İhbarı yapan Komutan kim?

İhbarı yapan Komutan kim?

Habername’nin sorularını cevaplandıran emekli hukukçu Albay Türemen, inanılmaz analizlerde bulundu.

Habername’nin sorularını cevaplandıran emekli hukukçu Albay Durmuş Türemen, inanılmaz analizlerde bulundu.

İşte O söyleşi:

1. SÖZ KONUSU İHBAR MEKTUBU HAKKINDA NE DÜŞÜNÜYOR SUNUZ?

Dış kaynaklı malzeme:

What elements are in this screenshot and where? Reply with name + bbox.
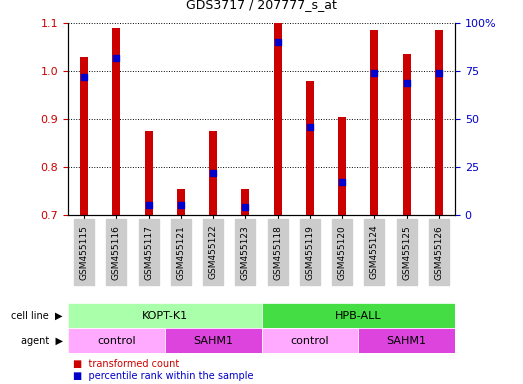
- Point: [435, 70, 443, 76]
- Point: [241, 204, 249, 210]
- Text: ■  transformed count: ■ transformed count: [73, 359, 179, 369]
- Point: [209, 170, 218, 176]
- Bar: [209, 131, 217, 384]
- Bar: [274, 23, 282, 384]
- Text: cell line  ▶: cell line ▶: [12, 311, 63, 321]
- Bar: [403, 54, 411, 384]
- Text: control: control: [97, 336, 135, 346]
- Point: [177, 202, 185, 209]
- Point: [370, 70, 379, 76]
- Bar: [112, 28, 120, 384]
- Bar: [241, 189, 249, 384]
- Text: control: control: [291, 336, 329, 346]
- Bar: [165, 328, 262, 353]
- Bar: [68, 303, 262, 328]
- Bar: [80, 56, 88, 384]
- Bar: [435, 30, 443, 384]
- Bar: [370, 30, 379, 384]
- Text: GDS3717 / 207777_s_at: GDS3717 / 207777_s_at: [186, 0, 337, 12]
- Text: HPB-ALL: HPB-ALL: [335, 311, 382, 321]
- Text: SAHM1: SAHM1: [193, 336, 233, 346]
- Bar: [338, 117, 346, 384]
- Bar: [177, 189, 185, 384]
- Point: [274, 39, 282, 45]
- Bar: [306, 81, 314, 384]
- Bar: [262, 328, 358, 353]
- Bar: [262, 303, 455, 328]
- Bar: [68, 328, 165, 353]
- Point: [112, 55, 120, 61]
- Point: [403, 79, 411, 86]
- Bar: [358, 328, 455, 353]
- Text: agent  ▶: agent ▶: [21, 336, 63, 346]
- Point: [338, 179, 346, 185]
- Point: [144, 202, 153, 209]
- Text: SAHM1: SAHM1: [386, 336, 427, 346]
- Point: [305, 124, 314, 130]
- Text: KOPT-K1: KOPT-K1: [142, 311, 188, 321]
- Point: [80, 74, 88, 80]
- Text: ■  percentile rank within the sample: ■ percentile rank within the sample: [73, 371, 254, 381]
- Bar: [144, 131, 153, 384]
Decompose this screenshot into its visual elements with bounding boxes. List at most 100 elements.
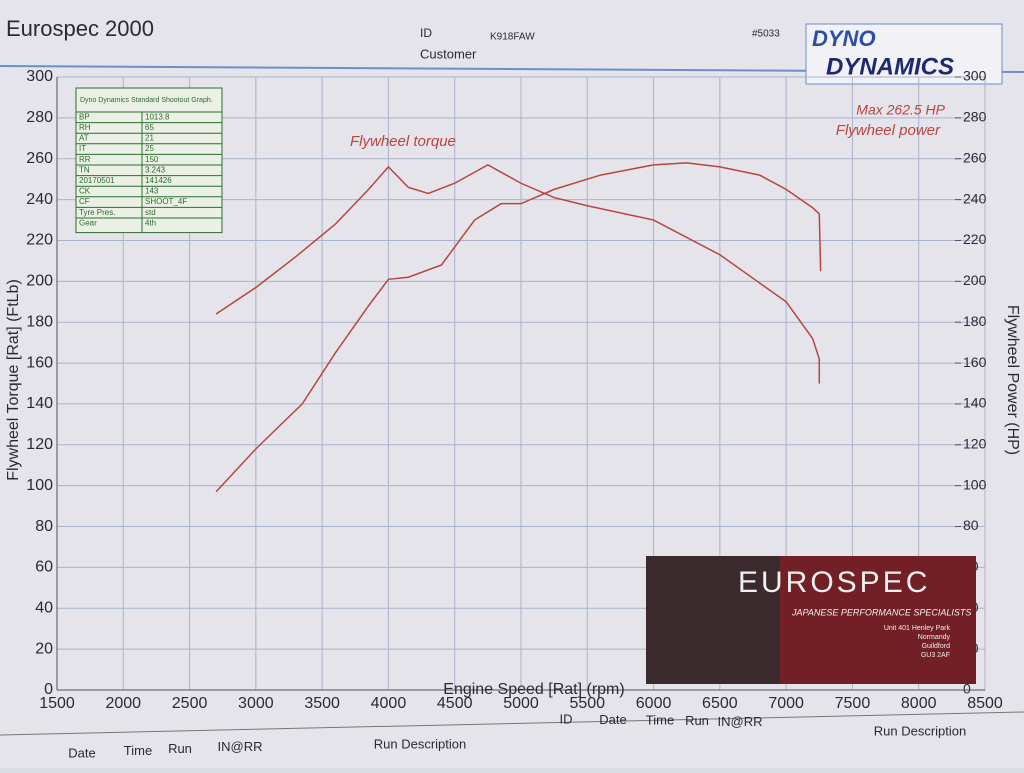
logo-line1: DYNO	[812, 26, 876, 51]
info-cell: Gear	[79, 218, 97, 227]
run-header: ID	[560, 711, 573, 726]
info-title: Dyno Dynamics Standard Shootout Graph.	[80, 97, 213, 104]
series-line	[215, 162, 822, 493]
info-cell: IT	[79, 144, 86, 153]
y2-tick-label: 300	[963, 68, 987, 84]
y-tick-label: 160	[26, 354, 53, 371]
y2-tick-label: 260	[963, 149, 987, 165]
y2-tick-label: 120	[963, 436, 987, 452]
y-tick-label: 260	[26, 150, 53, 167]
x-tick-label: 1500	[39, 695, 75, 712]
info-cell: 65	[145, 123, 154, 132]
id-value: K918FAW	[490, 32, 535, 43]
info-cell: CK	[79, 187, 91, 196]
series-label: Flywheel torque	[350, 133, 456, 150]
y2-tick-label: 100	[963, 476, 987, 492]
sheet-title: Eurospec 2000	[6, 16, 154, 41]
address-line: Unit 401 Henley Park	[884, 625, 951, 632]
x-tick-label: 7500	[835, 695, 871, 712]
y2-tick-label: 0	[963, 681, 971, 697]
y-axis-label: Flywheel Torque [Rat] (FtLb)	[5, 279, 22, 481]
series-label: Flywheel power	[836, 122, 941, 139]
y-tick-label: 60	[35, 559, 53, 576]
info-cell: CF	[79, 197, 90, 206]
x-tick-label: 8500	[967, 695, 1003, 712]
logo-line2: DYNAMICS	[826, 53, 954, 80]
info-cell: 1013.8	[145, 112, 170, 121]
y2-tick-label: 180	[963, 313, 987, 329]
info-table: Dyno Dynamics Standard Shootout Graph. BP…	[75, 87, 223, 234]
x-tick-label: 7000	[768, 695, 804, 712]
info-cell: 25	[145, 144, 154, 153]
run-header: Run	[685, 713, 709, 728]
y-tick-label: 0	[44, 681, 53, 698]
advert-brand: EUROSPEC	[738, 566, 930, 599]
y-tick-label: 200	[26, 273, 53, 290]
x-tick-label: 6000	[636, 695, 672, 712]
info-cell: BP	[79, 112, 90, 121]
y2-tick-label: 140	[963, 395, 987, 411]
run-header: Run	[168, 741, 192, 756]
x-tick-label: 2000	[105, 695, 141, 712]
run-header: Run Description	[874, 723, 967, 738]
x-tick-label: 4000	[371, 695, 407, 712]
address-line: Guildford	[922, 643, 951, 650]
info-cell: TN	[79, 165, 90, 174]
x-axis-label: Engine Speed [Rat] (rpm)	[443, 681, 624, 698]
advert-tagline: JAPANESE PERFORMANCE SPECIALISTS	[791, 607, 971, 617]
info-cell: 141426	[145, 176, 172, 185]
y-tick-label: 180	[26, 313, 53, 330]
x-tick-label: 5500	[569, 695, 605, 712]
y-tick-label: 40	[35, 599, 53, 616]
chart: 1500 2000 2500 3000 3500 4000 4500 5000 5500 6000…	[5, 68, 1021, 713]
info-cell: RR	[79, 155, 91, 164]
run-header: IN@RR	[718, 714, 763, 729]
y-tick-label: 220	[26, 232, 53, 249]
y-tick-label: 140	[26, 395, 53, 412]
x-tick-label: 3000	[238, 695, 274, 712]
series-line	[215, 164, 821, 384]
y-tick-label: 80	[35, 518, 53, 535]
y-tick-label: 240	[26, 191, 53, 208]
info-cell: 21	[145, 134, 154, 143]
y2-axis-label: Flywheel Power (HP)	[1004, 305, 1021, 455]
run-header: Run Description	[374, 737, 467, 752]
sheet-number: #5033	[752, 29, 780, 40]
advert-address: Unit 401 Henley Park Normandy Guildford GU3…	[884, 625, 951, 659]
run-header: Date	[599, 712, 626, 727]
x-tick-label: 4500	[437, 695, 473, 712]
y2-tick-label: 220	[963, 231, 987, 247]
run-table-rule	[0, 711, 1024, 736]
customer-label: Customer	[420, 46, 477, 61]
x-tick-label: 2500	[172, 695, 208, 712]
address-line: Normandy	[918, 634, 951, 641]
y2-tick-label: 200	[963, 272, 987, 288]
info-cell: Tyre Pres.	[79, 208, 115, 217]
info-cell: SHOOT_4F	[145, 197, 187, 206]
info-cell: 3.243	[145, 165, 166, 174]
x-tick-label: 5000	[503, 695, 539, 712]
info-cell: 4th	[145, 218, 156, 227]
advert-red	[780, 556, 976, 684]
info-cell: 20170501	[79, 176, 115, 185]
y2-tick-label: 280	[963, 109, 987, 125]
x-tick-label: 3500	[304, 695, 340, 712]
y-tick-label: 300	[26, 68, 53, 85]
info-cell: RH	[79, 123, 91, 132]
info-cell: AT	[79, 134, 89, 143]
y-tick-label: 120	[26, 436, 53, 453]
run-header: Time	[124, 743, 152, 758]
y2-tick-label: 80	[963, 517, 979, 533]
y-tick-label: 20	[35, 640, 53, 657]
y2-tick-label: 240	[963, 190, 987, 206]
y-tick-label: 280	[26, 109, 53, 126]
info-cell: 150	[145, 155, 159, 164]
y-tick-label: 100	[26, 477, 53, 494]
logo-box	[805, 23, 1003, 85]
annotation: Max 262.5 HP	[856, 102, 945, 118]
info-cell: std	[145, 208, 156, 217]
address-line: GU3 2AF	[921, 652, 950, 659]
info-cell: 143	[145, 187, 159, 196]
y2-tick-label: 160	[963, 354, 987, 370]
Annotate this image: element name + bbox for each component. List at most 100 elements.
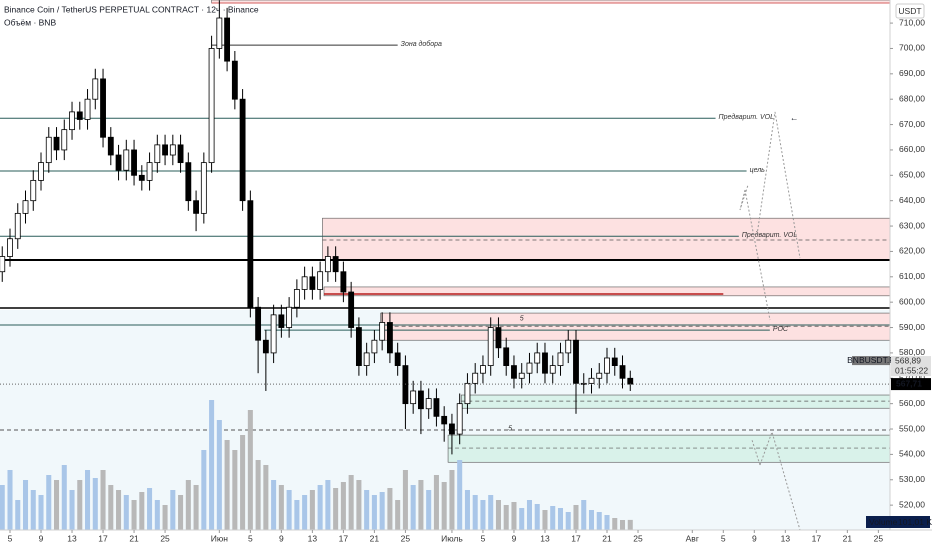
symbol-tag: BNBUSDT.P bbox=[847, 355, 895, 365]
candle-body bbox=[441, 415, 448, 425]
volume-bar bbox=[30, 490, 36, 530]
candle-body bbox=[107, 136, 114, 156]
candle-body bbox=[518, 372, 525, 379]
volume-bar bbox=[178, 495, 184, 530]
candle-body bbox=[549, 365, 556, 374]
candle-body bbox=[410, 390, 417, 405]
candle-body bbox=[627, 377, 634, 385]
volume-bar bbox=[263, 465, 269, 530]
candle-body bbox=[332, 256, 339, 273]
volume-bar bbox=[395, 500, 401, 530]
x-tick-label: 9 bbox=[39, 533, 44, 543]
candle-body bbox=[449, 423, 455, 435]
candle-body bbox=[131, 149, 137, 176]
candle-body bbox=[38, 162, 44, 181]
candle-body bbox=[526, 362, 533, 374]
candle-body bbox=[231, 60, 238, 100]
volume-bar bbox=[92, 478, 98, 530]
candle-body bbox=[573, 339, 579, 384]
tag-box bbox=[852, 356, 890, 366]
volume-bar bbox=[364, 490, 370, 530]
candle-body bbox=[22, 200, 29, 214]
candle-body bbox=[456, 403, 463, 435]
volume-label: 101,01 K bbox=[898, 517, 932, 527]
volume-bar bbox=[534, 504, 540, 530]
candle-body bbox=[278, 314, 285, 328]
x-tick-label: 13 bbox=[781, 533, 791, 543]
candle-body bbox=[386, 322, 393, 354]
candle-body bbox=[76, 111, 83, 120]
volume-bar bbox=[247, 410, 253, 530]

Tipik bir Kurma akıllı çalışması. Belli ki daha önceki çalışmalardaki üslubu ezber eden ve onları da içeren bir düzenleme. Akıl da KURMA olunca böylesine en ince detayına kadar yazılmış. Kendisi KURMA AKILLI olduğundan ne yazık ki kendisini herkesten de akıllı olduğunu zannettiğinden öğretilmiş çaresizlik ile yazılmış. Katılanlar da aynı tornadan çıktığından farklı tavır göstermemiş -göstermeye ne akılları ne de cesaretleri yeterli- aynen geçmiş. Öylesine aptallıkların demode olduğuna aklı da ermediğinden, yeni yöntemler için yeterli hayal gücü de olmadığından aynen yazmış. Bu tür belgelerle haşır neşir olanların sayıları da mahduttur. Maalesef böylesine aptallıklara çok kişiyi ortak etmezler. İyi ki öyle yaparlar. Yani bu günlerde aynı tür faaliyetleri bir takım Mümtaz'er lerin iddia ettikleri gibi tüm bir kurum değil onun içindeki %1-2 ler hazırlar ve bilir. En üsttekilerin de böylesine teferruata ayıracak zamanları olduğunu zannetmiyorum. İşte onların içinde beklentileri karşılanmamış veya ümidi kalmamış muhterisin biri kalkıp vatan millet adına silaha sarılıp ihbarı yazıyor. Aynı ifade tarzı ve aynı kavramları kullanıyor. Kendisi de o metnin yazılmasında görev aldığı belli. Çünkü bu konudaki yazıları yazmadan evvel iyice ezberleyerek içselleştirdiği açık.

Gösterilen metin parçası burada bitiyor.